Se séparer
sans conflit

Anne LINARD TUSZEWSKI
Avocat au Barreau de Lille
Spécialiste en droit de la famille et du patrimoine
Médiatrice familiale diplômée d'état

Les droits de l'enfant, des parents et des grand-parents

Les droits de l'enfant

La loi insiste sur le maintien du lien de l’enfant avec ses deux parents et sur le fait que l’enfant soit associé aux décisions qui le concernent, selon son âge et sa maturité.

Le juge a l’obligation d’entendre l’enfant capable de discernement dès qu’il en fait la demande et son audition ne pourra être écartée que par une décision spécialement motivée. L'enfant pourra également demander à être assisté par un avocat. 
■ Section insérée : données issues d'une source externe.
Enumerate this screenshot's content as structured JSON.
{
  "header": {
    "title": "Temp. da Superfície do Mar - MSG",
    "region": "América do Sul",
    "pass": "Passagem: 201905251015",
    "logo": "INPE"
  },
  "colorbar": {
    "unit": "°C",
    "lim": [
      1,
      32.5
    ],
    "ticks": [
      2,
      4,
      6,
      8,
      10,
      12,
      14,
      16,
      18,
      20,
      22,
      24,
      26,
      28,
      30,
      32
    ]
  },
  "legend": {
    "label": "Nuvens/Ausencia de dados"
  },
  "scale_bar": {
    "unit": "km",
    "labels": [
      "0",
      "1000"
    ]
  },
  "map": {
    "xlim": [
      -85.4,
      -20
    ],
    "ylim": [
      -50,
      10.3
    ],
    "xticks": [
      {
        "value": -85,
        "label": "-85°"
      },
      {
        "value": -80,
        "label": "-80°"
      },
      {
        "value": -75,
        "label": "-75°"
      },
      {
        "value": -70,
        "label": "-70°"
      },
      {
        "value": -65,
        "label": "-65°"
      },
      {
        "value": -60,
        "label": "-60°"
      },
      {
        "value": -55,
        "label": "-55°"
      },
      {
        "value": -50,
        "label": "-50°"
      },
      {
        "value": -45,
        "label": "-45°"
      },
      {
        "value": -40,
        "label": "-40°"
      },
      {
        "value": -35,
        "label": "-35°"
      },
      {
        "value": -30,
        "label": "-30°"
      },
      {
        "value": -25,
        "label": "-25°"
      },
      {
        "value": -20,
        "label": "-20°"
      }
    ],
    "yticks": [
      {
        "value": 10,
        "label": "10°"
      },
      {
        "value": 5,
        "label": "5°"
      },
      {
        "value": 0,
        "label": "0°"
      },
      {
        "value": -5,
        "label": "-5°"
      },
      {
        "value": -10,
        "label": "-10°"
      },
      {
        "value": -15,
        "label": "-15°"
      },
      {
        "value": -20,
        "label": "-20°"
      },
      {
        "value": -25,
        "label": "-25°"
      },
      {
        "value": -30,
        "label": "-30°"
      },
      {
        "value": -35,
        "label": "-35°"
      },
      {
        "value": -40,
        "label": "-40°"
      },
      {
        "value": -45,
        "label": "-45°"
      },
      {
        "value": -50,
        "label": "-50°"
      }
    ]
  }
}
Le juge pourra tenir compte des besoins exprimés par les enfants et l’audition de l’enfant peut se révéler utile pour connaître son point de vue et son ressenti. Toutefois, son avis n’est pas déterminant dans la décision finale et le Juge aura à cœur de lui indiquer qu’il sera le seul à décider afin de ne pas culpabiliser l’enfant.

De la même façon, pour sécuriser l’enfant, le juge lui expliquera que quelque soit la décision retenue, celle-ci ne sera pas définitive et qu’elle pourra être modifiée.

En toute hypothèse, seul l’intérêt de l’enfant guidera le juge dans sa décision.

Les droits des parents

L’autorité parentale recouvre un ensemble de droits et d’obligations qui ont pour but « l’intérêt de l’enfant » pour le protéger, assurer son éducation et permettre son développement dans le respect dû à sa personne. Il appartient donc aux parents de prendre ensemble les décisions qui concernent les enfants, notamment en matière de santé, de religion, de scolarité, de sortie de territoire, d’assumer leur vie quotidienne et de gérer leurs biens. 
 
La scolarité :

Sur le plan scolaire, les deux parents ont le statut de représentant légal de l'enfant. L'école est donc tenue d'envoyer les bulletins scolaires aux deux parents et de les avertir de toute décision concernant leur enfant. De plus, aucun parent ne peut inscrire ou radier son enfant d'un établissement scolaire, sans le consentement de l'autre.

Autorité parentale conjointe ou exclusive :

Mariés ou pas, ensemble ou séparés, les parents ont, au regard de la loi, les mêmes droits et les mêmes obligations envers leurs enfants et exercent conjointement l’autorité parentale sur leurs enfants. 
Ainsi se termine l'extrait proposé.